Will Trident split the Labour Party in half?

3 submarines, 40 warheads to a sub, 1 million deaths to a warhead. They are the kind of numbers that make for great newspaper columns, as Clive Lewis, writing in the New Statesman, and Polly Toynbee have recently demonstrated. They slot together with beguiling and gruesome simplicity to conjure the apocalypse out of the near future.

Yet the simple maths of destruction makes complex problems for Labour. As the next General Election approaches, Trident will be drawn into the public debate as both the Tories and the Lib Dems rummage  through their trunk of ‘2010 electoral positions that  we had to forget about’ and discover this handy yardstick for measuring their essential difference.

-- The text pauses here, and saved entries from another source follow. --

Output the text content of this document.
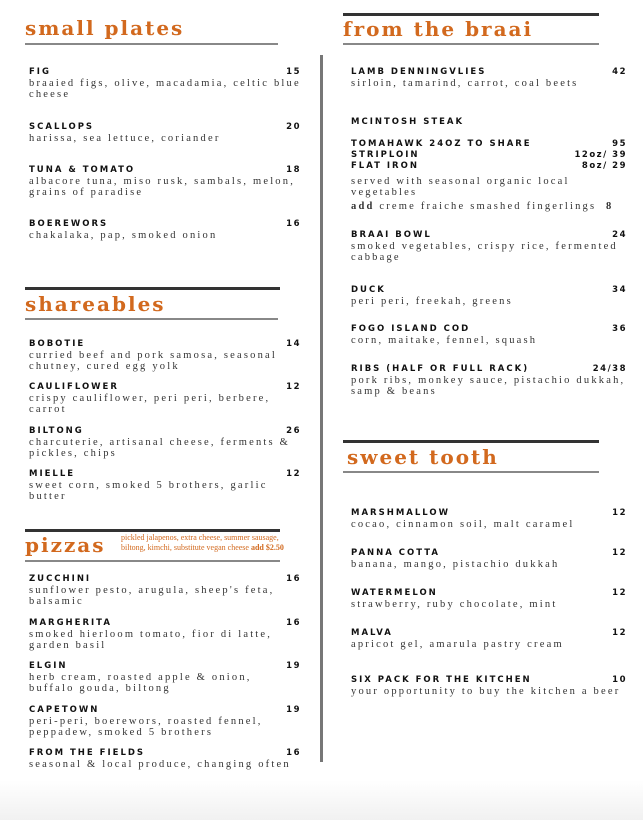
small plates
shareables
pizzas pickled jalapenos, extra cheese, summer sausage, biltong, kimchi, substitute vegan cheese add $2.50
from the braai
sweet tooth
MCINTOSH STEAK
TOMAHAWK 24OZ TO SHARE	95
STRIPLOIN	12oz/ 39
FLAT IRON	8oz/ 29
served with seasonal organic local vegetables
add creme fraiche smashed fingerlings 8
FIG	15
braaied figs, olive, macadamia, celtic blue cheese
SCALLOPS	20
harissa, sea lettuce, coriander
TUNA & TOMATO	18
albacore tuna, miso rusk, sambals, melon, grains of paradise
BOEREWORS	16
chakalaka, pap, smoked onion
BOBOTIE	14
curried beef and pork samosa, seasonal chutney, cured egg yolk
CAULIFLOWER	12
crispy cauliflower, peri peri, berbere, carrot
BILTONG	26
charcuterie, artisanal cheese, ferments & pickles, chips
MIELLE	12
sweet corn, smoked 5 brothers, garlic butter
ZUCCHINI	16
sunflower pesto, arugula, sheep's feta, balsamic
MARGHERITA	16
smoked hierloom tomato, fior di latte, garden basil
ELGIN	19
herb cream, roasted apple & onion, buffalo gouda, biltong
CAPETOWN	19
peri-peri, boerewors, roasted fennel, peppadew, smoked 5 brothers
FROM THE FIELDS	16
seasonal & local produce, changing often
BRAAI BOWL	24
smoked vegetables, crispy rice, fermented cabbage
DUCK	34
peri peri, freekah, greens
FOGO ISLAND COD	36
corn, maitake, fennel, squash
RIBS (HALF OR FULL RACK)	24/38
pork ribs, monkey sauce, pistachio dukkah, samp & beans
MARSHMALLOW	12
cocao, cinnamon soil, malt caramel
PANNA COTTA	12
banana, mango, pistachio dukkah
WATERMELON	12
strawberry, ruby chocolate, mint
MALVA	12
apricot gel, amarula pastry cream
SIX PACK FOR THE KITCHEN	10
your opportunity to buy the kitchen a beer
LAMB DENNINGVLIES	42
sirloin, tamarind, carrot, coal beets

What many fear is that when Labour is implicated in this debate it will be exposed as deeply divided on the issue. 2007 still lingers ghoulishly in the memory, when 95 backbench MPs rebelled against Tony Blair, forcing the then PM to rely on Tory votes to get the Bill for Trident passed. This is why Nick Brown’s recent call for a full debate at the Party Conference has been met with an awkward silence; no one wants to explain the extent of the divisions that such a public airing might expose.

It is for Ed Miliband to pre-empt this potentially uncomfortable conversation by launching a credible Labour position sooner rather than later. Miliband will not give up the UK’s nuclear deterrent. The Tory posture in the next election will be ramrod straight, hair neatly parted, the sober decision makers steeled with Quaker-like resolve. They would love to be able to establish a comparison with the wilting idealists who would dismantle Britain’s nuclear capacity. Ed will back the Trident renewal. But, in so doing, he should seize the opportunity reframe the terms of the debate.

Trident supports 6,700 jobs, many of which are precisely the kind of technical, highly-skilled workers for which Britain normally looks enviously at Germany. Its renewal offers Labour the opportunity to invest up to £20 billion in one of UK’s last areas of industrial excellence: military provision. With a new wave of nuclear power construction expected in the next decade, and signs that the expertise gained in one field would be transferable to the other, Trident can form an integrated part of Labour’s industrial growth strategy. Miliband should repackage the Trident issue on this basis, focussing on the on the jobs created, not the lives terminated.

This will appeal directly to voters, but it will also outmanoeuvre a Tory party that is struggling to talk about the issue whilst gagged by the coalition agreement. Labour can seize the investment angle on this debate as their own and will differentiate themselves from the Conservatives with the emphasis of their support; Labour’s platform is one of level-headed industrial investment, the Tories’ the enthusiasm of the amateur military historian, keen for the latest piece of tech with which to project their hard power.

Trident is controversial issue and it will be a test of Miliband’s statesmanship to see that he can get his party into line. But, come 2015, Trident’s maths of economics may help Labour to reach 326.